Intel Agencies: No Sign Adversaries Behind ‘Havana Syndrome’
March 1, 2023 10:42AM PST

FILE – Tourists ride classic convertible cars on the Malecon beside the United States Embassy in Havana, Cuba, Oct. 3, 2017. U.S. intelligence agencies cannot link a foreign adversary to any of the incidents associated with so-called “Havana syndrome,” the hundreds of cases of brain injuries and other symptoms reported by American personnel around the world. The findings released Wednesday by American intelligence officials cast doubt on the longstanding suspicions by many people who reported cases that Russia or another country may have been running a global campaign to harass or attack Americans using some form of directed energy. (AP Photo/Desmond Boylan, File)

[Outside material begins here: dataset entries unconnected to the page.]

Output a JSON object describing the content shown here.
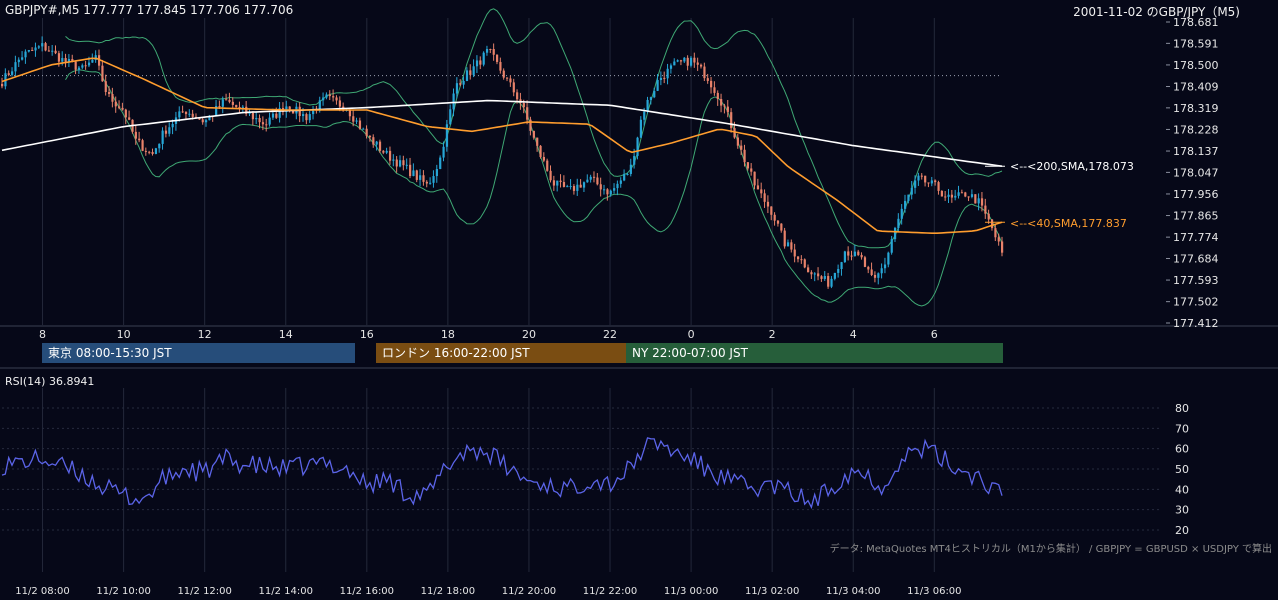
{
  "header": {
    "symbol_ohlc": "GBPJPY#,M5 177.777 177.845 177.706 177.706",
    "right_title": "2001-11-02 のGBP/JPY（M5)"
  },
  "sessions": [
    {
      "label": "東京 08:00-15:30 JST",
      "color": "#264d7a"
    },
    {
      "label": "ロンドン 16:00-22:00 JST",
      "color": "#7a4d12"
    },
    {
      "label": "NY 22:00-07:00 JST",
      "color": "#265e3a"
    }
  ],
  "ma_labels": {
    "ma200": "<--<200,SMA,178.073",
    "ma40": "<--<40,SMA,177.837"
  },
  "rsi_label": "RSI(14) 36.8941",
  "data_note": "データ: MetaQuotes MT4ヒストリカル（M1から集計） / GBPJPY = GBPUSD × USDJPY で算出",
  "colors": {
    "background": "#060818",
    "bull_candle": "#27a6d6",
    "bear_candle": "#e8826a",
    "sma40": "#ff9d2e",
    "sma200": "#ffffff",
    "bollinger": "#3fa874",
    "rsi": "#5b64e8"
  },
  "chart_data": [
    {
      "type": "candlestick",
      "title": "GBPJPY#,M5",
      "x_tick_labels": [
        "8",
        "10",
        "12",
        "14",
        "16",
        "18",
        "20",
        "22",
        "0",
        "2",
        "4",
        "6"
      ],
      "x_tick_hours": [
        8,
        10,
        12,
        14,
        16,
        18,
        20,
        22,
        24,
        26,
        28,
        30
      ],
      "x_range_hours": [
        7.0,
        31.67
      ],
      "y_tick_labels": [
        "178.681",
        "178.591",
        "178.500",
        "178.409",
        "178.319",
        "178.228",
        "178.137",
        "178.047",
        "177.956",
        "177.865",
        "177.774",
        "177.684",
        "177.593",
        "177.502",
        "177.412"
      ],
      "ylim": [
        177.412,
        178.681
      ],
      "reference_line": 178.455,
      "close_path": [
        [
          7.0,
          178.43
        ],
        [
          7.5,
          178.54
        ],
        [
          8.0,
          178.58
        ],
        [
          8.5,
          178.52
        ],
        [
          9.0,
          178.48
        ],
        [
          9.3,
          178.53
        ],
        [
          9.6,
          178.37
        ],
        [
          10.0,
          178.31
        ],
        [
          10.3,
          178.18
        ],
        [
          10.7,
          178.12
        ],
        [
          11.0,
          178.22
        ],
        [
          11.5,
          178.31
        ],
        [
          12.0,
          178.26
        ],
        [
          12.5,
          178.35
        ],
        [
          13.0,
          178.3
        ],
        [
          13.5,
          178.25
        ],
        [
          14.0,
          178.33
        ],
        [
          14.5,
          178.28
        ],
        [
          15.0,
          178.36
        ],
        [
          15.5,
          178.32
        ],
        [
          16.0,
          178.2
        ],
        [
          16.5,
          178.12
        ],
        [
          17.0,
          178.06
        ],
        [
          17.5,
          177.99
        ],
        [
          17.8,
          178.1
        ],
        [
          18.2,
          178.42
        ],
        [
          18.6,
          178.48
        ],
        [
          19.0,
          178.56
        ],
        [
          19.4,
          178.45
        ],
        [
          19.8,
          178.34
        ],
        [
          20.2,
          178.15
        ],
        [
          20.6,
          178.0
        ],
        [
          21.0,
          177.97
        ],
        [
          21.5,
          178.02
        ],
        [
          22.0,
          177.96
        ],
        [
          22.5,
          178.06
        ],
        [
          22.8,
          178.3
        ],
        [
          23.2,
          178.44
        ],
        [
          23.6,
          178.5
        ],
        [
          24.0,
          178.52
        ],
        [
          24.4,
          178.45
        ],
        [
          24.8,
          178.33
        ],
        [
          25.2,
          178.15
        ],
        [
          25.6,
          177.98
        ],
        [
          26.0,
          177.88
        ],
        [
          26.3,
          177.75
        ],
        [
          26.6,
          177.7
        ],
        [
          27.0,
          177.62
        ],
        [
          27.4,
          177.58
        ],
        [
          27.8,
          177.72
        ],
        [
          28.2,
          177.68
        ],
        [
          28.5,
          177.58
        ],
        [
          28.8,
          177.67
        ],
        [
          29.0,
          177.8
        ],
        [
          29.3,
          177.93
        ],
        [
          29.6,
          178.02
        ],
        [
          30.0,
          177.99
        ],
        [
          30.4,
          177.93
        ],
        [
          30.8,
          177.96
        ],
        [
          31.1,
          177.92
        ],
        [
          31.4,
          177.82
        ],
        [
          31.67,
          177.706
        ]
      ],
      "sma200": [
        [
          7.0,
          178.14
        ],
        [
          10.0,
          178.24
        ],
        [
          13.0,
          178.3
        ],
        [
          16.0,
          178.32
        ],
        [
          19.0,
          178.35
        ],
        [
          22.0,
          178.33
        ],
        [
          25.0,
          178.25
        ],
        [
          28.0,
          178.16
        ],
        [
          31.67,
          178.073
        ]
      ],
      "sma40": [
        [
          7.0,
          178.43
        ],
        [
          8.2,
          178.5
        ],
        [
          9.3,
          178.53
        ],
        [
          10.5,
          178.44
        ],
        [
          12.0,
          178.32
        ],
        [
          14.0,
          178.31
        ],
        [
          16.0,
          178.31
        ],
        [
          17.5,
          178.24
        ],
        [
          18.6,
          178.22
        ],
        [
          20.0,
          178.26
        ],
        [
          21.5,
          178.25
        ],
        [
          22.5,
          178.13
        ],
        [
          23.5,
          178.17
        ],
        [
          24.7,
          178.23
        ],
        [
          25.6,
          178.2
        ],
        [
          26.4,
          178.07
        ],
        [
          27.6,
          177.93
        ],
        [
          28.6,
          177.8
        ],
        [
          30.0,
          177.79
        ],
        [
          31.0,
          177.8
        ],
        [
          31.67,
          177.837
        ]
      ],
      "series": [
        {
          "name": "200,SMA,178.073"
        },
        {
          "name": "40,SMA,177.837"
        }
      ]
    },
    {
      "type": "line",
      "title": "RSI(14) 36.8941",
      "y_tick_labels": [
        "80",
        "70",
        "60",
        "50",
        "40",
        "30",
        "20"
      ],
      "ylim": [
        20,
        80
      ],
      "x_tick_labels": [
        "11/2 08:00",
        "11/2 10:00",
        "11/2 12:00",
        "11/2 14:00",
        "11/2 16:00",
        "11/2 18:00",
        "11/2 20:00",
        "11/2 22:00",
        "11/3 00:00",
        "11/3 02:00",
        "11/3 04:00",
        "11/3 06:00"
      ],
      "x_range_hours": [
        7.0,
        31.67
      ],
      "rsi_path": [
        [
          7.0,
          52
        ],
        [
          8.0,
          55
        ],
        [
          9.0,
          47
        ],
        [
          9.6,
          40
        ],
        [
          10.0,
          37
        ],
        [
          10.5,
          35
        ],
        [
          11.0,
          45
        ],
        [
          11.5,
          50
        ],
        [
          12.0,
          48
        ],
        [
          12.5,
          55
        ],
        [
          13.0,
          52
        ],
        [
          14.0,
          50
        ],
        [
          15.0,
          53
        ],
        [
          15.5,
          50
        ],
        [
          16.0,
          42
        ],
        [
          16.5,
          45
        ],
        [
          17.0,
          38
        ],
        [
          17.5,
          37
        ],
        [
          18.0,
          52
        ],
        [
          18.5,
          60
        ],
        [
          19.0,
          58
        ],
        [
          19.5,
          50
        ],
        [
          20.0,
          44
        ],
        [
          20.5,
          42
        ],
        [
          21.0,
          40
        ],
        [
          21.5,
          45
        ],
        [
          22.0,
          43
        ],
        [
          22.5,
          50
        ],
        [
          22.8,
          60
        ],
        [
          23.2,
          63
        ],
        [
          23.6,
          58
        ],
        [
          24.0,
          55
        ],
        [
          24.5,
          48
        ],
        [
          25.0,
          44
        ],
        [
          25.5,
          40
        ],
        [
          26.0,
          42
        ],
        [
          26.5,
          38
        ],
        [
          27.0,
          33
        ],
        [
          27.5,
          42
        ],
        [
          28.0,
          50
        ],
        [
          28.5,
          45
        ],
        [
          28.8,
          40
        ],
        [
          29.0,
          52
        ],
        [
          29.4,
          58
        ],
        [
          29.8,
          60
        ],
        [
          30.2,
          55
        ],
        [
          30.6,
          50
        ],
        [
          31.0,
          47
        ],
        [
          31.3,
          43
        ],
        [
          31.67,
          36.89
        ]
      ]
    }
  ]
}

WASHINGTON (AP) – U.S. intelligence agencies say they cannot link a foreign adversary to any of the incidents associated with so-called “Havana syndrome,” the hundreds of cases of brain injuries and other symptoms reported by American personnel around the world.
The findings released Wednesday by American intelligence officials cast doubt on the longstanding suspicions by many people who reported cases that Russia or another country may have been running a global campaign to harass or attack Americans using some form of directed energy.
Instead, officials say, there is more evidence that foreign countries were not involved.